Подъехал командир дивизии Кондратенко.
— Дело тебе нашли, — закричал ему Михаил Семенович, — черепицу делать. Вот инвалиды глины найти не могут. Организуй черепичное дело, будем меняться: ты мне черепицу, я тебе лес.
— Есть организовать. Авансом не дашь кубометров шесть пиломатериала, Михаил Семенович? А черепицы я тебе нащелкаю сколько хочешь.
Они пожали друг другу руки в знак сговора.
Со стекольного поехали еще в один колхоз, а потом решили горами пробраться прямо к Варваре.
Ночь застала в горах. Ехали медленно и на подъемах шли пешком. Свободного времени было сколько угодно, и Луза, которому наскучили все эти дела и цифры, заговорил о войне.
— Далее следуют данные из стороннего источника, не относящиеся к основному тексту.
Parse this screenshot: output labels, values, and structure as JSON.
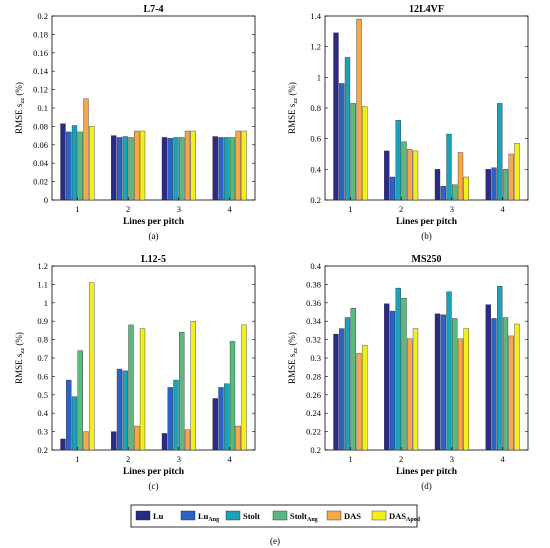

— Война, война! — О войне Михаил Семенович может говорить не меньше Лузы. — Что я тебе сказку? Надо иметь столько стали и железа, сколько нет у противника, хлеба больше, чем он имеет, и мужества больше, чем предполагает в нас. О войне спрашивать все равно, что о болезни. Какой, мол, у тебя будет сыпняк — легкий или тяжелый? А чёрт его знает, какой. Всякий сыпняк тяжелый, если здоровье плохое.
Глухими ночами, когда затихали телефоны в его кабинете, Михаил Семенович не раз думал о том, сколько новых заводов, фабрик и промыслов он мог бы уже поставить, не будь расходов на оборону.
— Война будет тяжелой, — говорит он. — Вот прикинь в уме. Манчжурская соя потеряет выход на мировые рынки, гиринский табак останется в складах, пшеница и рис тоже, ткацкие фабрики станут. Соли и керосина в манчжурской деревне и сейчас нет, а тогда о них просто забудут. Манчжурскому мужику придется туго. Как только мы отбросим противника от наших границ, Манчжурия протянет руку. Придется кормить. Ну, рыбу я дам, керосин дам, хлеб подброшу, а ведь тебя тоже надо кормить. Да и сам я желаю питаться.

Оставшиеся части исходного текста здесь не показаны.